A blockbuster New York Times investigation released late on Friday used security camera footage and witness testimony to poke holes in the official US military account of a retaliatory airstrike launched in Kabul last week, in what may have been the final missile fired in the US’s war in Afghanistan.
After an ISIS-linked bomb killed 13 US troops at the Kabul airport, the United States launched a drone attack on August 29 targeting a particular car. The mission “was based on good intelligence” against a target that “prevented an imminent threat,” Pentagon press secretary John Kirby told reporters on September 2. A statement from US Central Command said there were “no indications” civilians were harmed in the attack and said “significant secondary explosions…indicated the presence of a substantial amount of explosive material” in the car.
It did not take long for reporters to corrode the credibility of the military’s version of events. Several outlets, including the Times, soon found evidence of up to 10 civilians killed in the attack, including several children. Within hours, the military had released a new statement, saying it was “aware” of reports of civilian casualties, but suggested the blame rest with the “large amount of explosive material inside” the car “that may have caused additional casualties.” But it seems even that narrative clean-up job failed to capture the reality of the situation. Here’s what the Times concluded:
Military officials said they did not know the identity of the car’s driver when the drone fired, but deemed him suspicious because of how they interpreted his activities that day, saying that he possibly visited an ISIS safe house and, at one point, loaded what they thought could be explosives into the car.
Times reporting has identified the driver as Zemari Ahmadi, a longtime worker for a U.S. aid group. The evidence suggests that his travels that day actually involved transporting colleagues to and from work. And an analysis of video feeds showed that what the military may have seen was Mr. Ahmadi and a colleague loading canisters of water into his trunk to bring home to his family.
As for that ostensible second explosion, which the US military suggested was the cause of any civilian casualties, the Times “found no evidence” of it:
Experts who examined photos and videos pointed out that, although there was clear evidence of a missile strike and subsequent vehicle fire, there were no collapsed or blown-out walls, no destroyed vegetation, and only one dent in the entrance gate, indicating a single shock wave.
More details may come out that shore up the military’s position, but for now, the incident looks like it will stand as both a prominent and the war’s final example of a consistent US military practice: undercounting civilian deaths.
Throughout the post-9/11 era, the United States has made a mockery of any sustainable commitment to acknowledging the civilian death toll of its wars. Even a congressional mandate to annually report such casualties has not stopped the United States from issuing egregious undercounts. It took US Africa Command, more than a decade since its formation in 2008 to acknowledge a single civilian death from its operations, which it finally did in 2019. Meanwhile, advocacy groups like Amnesty International collected evidence of more than a dozen civilian deaths from the US air war in Somalia.
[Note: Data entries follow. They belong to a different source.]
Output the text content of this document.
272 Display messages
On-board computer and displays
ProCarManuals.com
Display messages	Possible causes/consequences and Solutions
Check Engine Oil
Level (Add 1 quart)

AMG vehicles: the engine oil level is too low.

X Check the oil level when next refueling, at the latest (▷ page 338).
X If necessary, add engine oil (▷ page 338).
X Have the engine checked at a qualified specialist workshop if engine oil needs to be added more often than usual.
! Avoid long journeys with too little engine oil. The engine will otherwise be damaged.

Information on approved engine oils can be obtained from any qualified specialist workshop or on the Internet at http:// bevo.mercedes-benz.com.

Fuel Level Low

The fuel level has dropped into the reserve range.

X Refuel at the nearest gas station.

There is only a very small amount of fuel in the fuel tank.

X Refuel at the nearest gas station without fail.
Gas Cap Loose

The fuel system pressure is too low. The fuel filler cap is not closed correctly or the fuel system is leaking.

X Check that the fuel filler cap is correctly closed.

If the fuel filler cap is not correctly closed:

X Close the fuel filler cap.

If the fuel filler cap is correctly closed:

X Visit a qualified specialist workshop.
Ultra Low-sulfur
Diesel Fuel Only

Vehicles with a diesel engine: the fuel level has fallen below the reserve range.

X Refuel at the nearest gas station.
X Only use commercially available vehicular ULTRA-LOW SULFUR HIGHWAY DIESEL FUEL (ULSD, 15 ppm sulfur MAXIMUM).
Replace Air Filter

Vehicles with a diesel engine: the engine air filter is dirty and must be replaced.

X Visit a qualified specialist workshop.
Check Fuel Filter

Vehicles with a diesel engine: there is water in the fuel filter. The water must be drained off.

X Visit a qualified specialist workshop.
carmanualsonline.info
When I first reported on this trend in 2019, the founder of Airwars, a London-based group monitoring civilian casualties, told me most estimates suggested the Defense Department undercounts civilian deaths by a factor of ten. Our conversation took place after Donald Trump loosened the rules of engagement for US strikes in Afghanistan, resulting in a nearly 100 percent increase in civilian casualties.
Successful attacks, unlike like the one on August 29, are dependent on reliable intelligence, which will even be harder to acquire now that the United States military is out of Afghanistan. It would be one thing for the military to factor in such limitations and avoid killing innocents in the first place. Failing that, they could at least keep track.